Zusätzliche Massnahmen plant die MGB im Lawinenzug Seeplangge auf der südlichen Talseite. Dort stellen grössere Fliess- und Staublawinen die massgebenden Risiken dar. Diese verschütten einerseits das Bahntrassee alle fünf Jahre. Andererseits ist die Einschätzung der Lawinengefahr in diesem grossen Anrissgebiet schwierig, wodurch die Strecke oft zusätzlich länger geschlossen bleibt.
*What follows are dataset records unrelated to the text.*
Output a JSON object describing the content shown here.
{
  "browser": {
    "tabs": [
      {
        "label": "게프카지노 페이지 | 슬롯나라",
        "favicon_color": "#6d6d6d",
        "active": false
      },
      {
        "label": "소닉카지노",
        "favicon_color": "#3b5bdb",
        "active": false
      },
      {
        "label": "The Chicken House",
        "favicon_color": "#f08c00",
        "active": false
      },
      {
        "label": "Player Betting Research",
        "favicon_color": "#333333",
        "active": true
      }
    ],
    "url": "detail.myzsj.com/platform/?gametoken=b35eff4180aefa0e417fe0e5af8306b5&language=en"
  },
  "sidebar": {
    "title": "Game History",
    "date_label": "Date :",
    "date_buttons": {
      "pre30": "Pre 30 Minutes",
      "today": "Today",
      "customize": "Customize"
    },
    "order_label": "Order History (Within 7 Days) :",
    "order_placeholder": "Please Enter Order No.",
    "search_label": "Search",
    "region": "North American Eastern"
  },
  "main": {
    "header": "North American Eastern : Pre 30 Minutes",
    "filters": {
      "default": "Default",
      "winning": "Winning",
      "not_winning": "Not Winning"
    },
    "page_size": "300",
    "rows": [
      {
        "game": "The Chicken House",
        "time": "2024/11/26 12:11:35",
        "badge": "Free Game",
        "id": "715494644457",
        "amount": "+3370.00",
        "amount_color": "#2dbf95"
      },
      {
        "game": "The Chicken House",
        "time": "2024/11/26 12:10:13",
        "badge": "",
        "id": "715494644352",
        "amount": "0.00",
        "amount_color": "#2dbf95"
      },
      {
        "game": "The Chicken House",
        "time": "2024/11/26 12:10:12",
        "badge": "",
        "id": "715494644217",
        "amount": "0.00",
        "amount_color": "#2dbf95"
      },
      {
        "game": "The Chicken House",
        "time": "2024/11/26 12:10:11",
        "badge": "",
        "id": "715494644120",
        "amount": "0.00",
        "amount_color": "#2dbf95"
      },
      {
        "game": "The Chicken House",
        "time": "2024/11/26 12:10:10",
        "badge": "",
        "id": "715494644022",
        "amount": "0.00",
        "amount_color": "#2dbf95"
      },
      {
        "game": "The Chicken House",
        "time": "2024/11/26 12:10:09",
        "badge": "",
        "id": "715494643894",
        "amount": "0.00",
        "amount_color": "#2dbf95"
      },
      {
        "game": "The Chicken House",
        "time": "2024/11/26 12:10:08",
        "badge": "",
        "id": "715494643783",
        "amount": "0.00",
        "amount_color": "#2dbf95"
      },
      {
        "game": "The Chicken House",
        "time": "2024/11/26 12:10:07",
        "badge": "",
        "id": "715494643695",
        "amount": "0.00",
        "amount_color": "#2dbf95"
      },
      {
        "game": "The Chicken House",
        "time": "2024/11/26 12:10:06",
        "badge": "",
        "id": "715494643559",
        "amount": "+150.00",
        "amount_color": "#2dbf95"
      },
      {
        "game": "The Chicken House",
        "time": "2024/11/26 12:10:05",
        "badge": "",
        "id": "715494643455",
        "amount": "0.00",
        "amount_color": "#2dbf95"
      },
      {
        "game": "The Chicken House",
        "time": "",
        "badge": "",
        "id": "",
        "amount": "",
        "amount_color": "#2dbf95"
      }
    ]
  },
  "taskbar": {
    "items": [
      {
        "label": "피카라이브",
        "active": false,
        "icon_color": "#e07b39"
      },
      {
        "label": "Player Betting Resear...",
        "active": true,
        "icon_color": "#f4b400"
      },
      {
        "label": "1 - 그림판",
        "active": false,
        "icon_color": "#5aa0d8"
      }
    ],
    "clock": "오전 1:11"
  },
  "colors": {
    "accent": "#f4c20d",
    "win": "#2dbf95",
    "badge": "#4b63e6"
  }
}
In der Seeplangge sind daher vier fixe Sprengmasten sowie ein Lawinen- und zwei Personendetektionsradare geplant. Die Kosten für diese Massnahmen werden auf rund 0,9 Millionen Franken geschätzt.

Die Massnahmen sollen in den Sommermonaten der Jahre 2019 bis 2021 umgesetzt werden und die Sicherheit und Verfügbarkeit der Bahnanlage zwischen Andermatt und dem Bündnerland erhöhen.

Bund beteiligt sich mit mindestens 35 Prozent

Der Schutz von Menschen und erheblichen Sachwerten vor Naturgefahren wird gemäss Bundesgesetzgebung mit Abgeltung unterstützt. Das Bundesamt für Umwelt erklärte sich im September 2018 mit der Vorstudie vom Juli 2018 und mit der Ausarbeitung eines Bauprojekts einverstanden. Es werden Bundesbeiträge von mindestens 35 Prozent in Aussicht gestellt. Die vorgesehenen Massnahmen in der Seeplangge werden vom Bund nicht unterstützt, da diese kein positives Nutzen-/Kostenverhältnis aufweisen.

Bei Unterstützung der Massnahmen durch den Bund wird eine Beteiligung des Kantons erwartet, hält die Regierung fest. Projekte dieser Grössenordnung sind nicht Bestandteil der Programmvereinbarung Schutzbauten. Der Beitrag wird gemäss kantonaler Waldverordnung per Verfügung einzeln gewährt. Die Höhe der Beiträge richtet sich nach der Bedeutung, der Notwendigkeit und der Wirksamkeit der Massnahmen. Der Regierungsrat beantragt dem Landrat an der Session vom 10. April, das Projekt «Lawinenschutz Matterhorn Gotthard Bahn Oberalppass» mit einem Kantonsbeitrag von 5 Prozent zu unterstützen. Bei anrechenbaren Kosten von 5,112 Millionen Franken würde der Kanton einen Beitrag von maximal 255'600 Franken leisten.